Minnesota started a similar program in 2012. Jody Allen Crowe, an anti-FAS advocate who has so far overseen the installation of 20 pregnancy test dispensers in Minnesota bar bathrooms, sees a big future for the programs. “Everyone asks who the DD is before going out,” he says, referring to designated drivers. “My goal is for people to ask, ‘Did all the girls PT?’”

Perhaps there will be a day when pregnancy tests are an integral part of a preparty ritual, but we’re not there yet. Today, condoms are the best tool to prevent unintended pregnancy, and preventing unintended pregnancies is the most effective way to prevent pregnant women from binge drinking.
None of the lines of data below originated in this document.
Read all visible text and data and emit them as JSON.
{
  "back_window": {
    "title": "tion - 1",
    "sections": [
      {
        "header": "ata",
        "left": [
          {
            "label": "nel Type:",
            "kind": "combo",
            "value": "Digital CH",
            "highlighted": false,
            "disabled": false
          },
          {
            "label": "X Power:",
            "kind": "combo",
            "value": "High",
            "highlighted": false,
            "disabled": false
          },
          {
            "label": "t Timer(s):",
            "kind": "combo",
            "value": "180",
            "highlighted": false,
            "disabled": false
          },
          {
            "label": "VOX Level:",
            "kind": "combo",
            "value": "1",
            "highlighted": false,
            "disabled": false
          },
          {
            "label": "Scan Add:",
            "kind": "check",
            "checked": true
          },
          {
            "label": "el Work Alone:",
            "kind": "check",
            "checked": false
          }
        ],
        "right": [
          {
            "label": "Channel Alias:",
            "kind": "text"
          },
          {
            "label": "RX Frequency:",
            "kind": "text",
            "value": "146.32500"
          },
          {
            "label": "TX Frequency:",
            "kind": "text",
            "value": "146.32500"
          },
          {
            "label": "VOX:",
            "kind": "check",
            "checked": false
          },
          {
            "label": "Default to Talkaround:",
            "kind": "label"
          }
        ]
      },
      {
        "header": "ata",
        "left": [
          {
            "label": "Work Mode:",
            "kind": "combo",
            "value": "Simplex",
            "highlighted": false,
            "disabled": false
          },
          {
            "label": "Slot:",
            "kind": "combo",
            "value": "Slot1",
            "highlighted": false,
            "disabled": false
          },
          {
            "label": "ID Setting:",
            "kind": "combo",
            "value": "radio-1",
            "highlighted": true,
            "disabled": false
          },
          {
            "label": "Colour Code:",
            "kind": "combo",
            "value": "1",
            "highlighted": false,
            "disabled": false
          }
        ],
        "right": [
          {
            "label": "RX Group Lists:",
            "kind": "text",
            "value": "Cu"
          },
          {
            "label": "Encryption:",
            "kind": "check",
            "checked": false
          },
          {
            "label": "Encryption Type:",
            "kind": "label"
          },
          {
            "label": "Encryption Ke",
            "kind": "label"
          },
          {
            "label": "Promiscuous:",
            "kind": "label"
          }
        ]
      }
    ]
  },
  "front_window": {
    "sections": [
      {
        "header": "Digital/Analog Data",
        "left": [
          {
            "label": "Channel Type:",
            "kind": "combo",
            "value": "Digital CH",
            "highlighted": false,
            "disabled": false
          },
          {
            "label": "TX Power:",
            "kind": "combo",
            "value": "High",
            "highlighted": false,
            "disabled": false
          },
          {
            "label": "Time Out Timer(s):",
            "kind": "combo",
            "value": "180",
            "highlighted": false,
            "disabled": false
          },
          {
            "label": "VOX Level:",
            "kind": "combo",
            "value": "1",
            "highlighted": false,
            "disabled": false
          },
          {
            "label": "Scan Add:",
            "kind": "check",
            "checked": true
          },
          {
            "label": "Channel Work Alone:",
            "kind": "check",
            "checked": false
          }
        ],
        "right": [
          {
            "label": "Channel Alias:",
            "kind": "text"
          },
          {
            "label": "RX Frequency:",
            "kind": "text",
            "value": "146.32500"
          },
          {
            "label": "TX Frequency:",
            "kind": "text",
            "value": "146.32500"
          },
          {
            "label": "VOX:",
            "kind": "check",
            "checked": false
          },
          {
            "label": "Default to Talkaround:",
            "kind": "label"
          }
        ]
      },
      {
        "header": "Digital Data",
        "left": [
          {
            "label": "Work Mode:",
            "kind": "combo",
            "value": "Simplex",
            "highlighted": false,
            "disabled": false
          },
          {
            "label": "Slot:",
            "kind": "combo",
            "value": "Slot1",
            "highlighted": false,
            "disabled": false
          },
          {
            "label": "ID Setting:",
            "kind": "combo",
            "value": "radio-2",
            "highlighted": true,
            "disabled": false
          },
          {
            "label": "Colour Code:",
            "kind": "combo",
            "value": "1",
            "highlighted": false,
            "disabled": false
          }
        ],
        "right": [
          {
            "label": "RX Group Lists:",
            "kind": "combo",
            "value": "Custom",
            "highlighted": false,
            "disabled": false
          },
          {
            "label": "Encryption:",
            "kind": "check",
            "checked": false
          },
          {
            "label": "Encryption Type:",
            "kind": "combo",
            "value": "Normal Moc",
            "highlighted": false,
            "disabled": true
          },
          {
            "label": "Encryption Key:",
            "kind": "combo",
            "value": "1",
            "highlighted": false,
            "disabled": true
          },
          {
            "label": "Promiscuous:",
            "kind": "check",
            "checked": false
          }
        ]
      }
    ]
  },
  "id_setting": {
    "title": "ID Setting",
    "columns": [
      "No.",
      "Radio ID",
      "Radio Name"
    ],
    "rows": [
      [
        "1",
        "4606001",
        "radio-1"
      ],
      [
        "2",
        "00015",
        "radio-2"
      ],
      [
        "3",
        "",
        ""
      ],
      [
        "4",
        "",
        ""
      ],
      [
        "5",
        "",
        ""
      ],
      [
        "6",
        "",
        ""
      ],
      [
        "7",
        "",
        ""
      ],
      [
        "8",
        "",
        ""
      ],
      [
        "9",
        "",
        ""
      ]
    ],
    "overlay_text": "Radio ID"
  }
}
The $400,000 Kelly has pushed through the state legislature to fund the pregnancy tests feels like a battle against reality—he’s desperately searching for a way to prevent FAS without having to pay for condoms.

It’s past time for politicians to stop acting like adolescents who giggle when someone says “condom.” Admittedly, their discomfort with birth control can be hilarious when it doesn’t matter. Rick Santorum said during the 2012 campaign that states should be free to ban contraception, and people laughed at how out of touch he was. Trying to cut funding for contraceptives as part of humanitarian aid in Africa, however, isn’t so funny. One of the most effective public health tools in human history shouldn’t be taboo in our politics.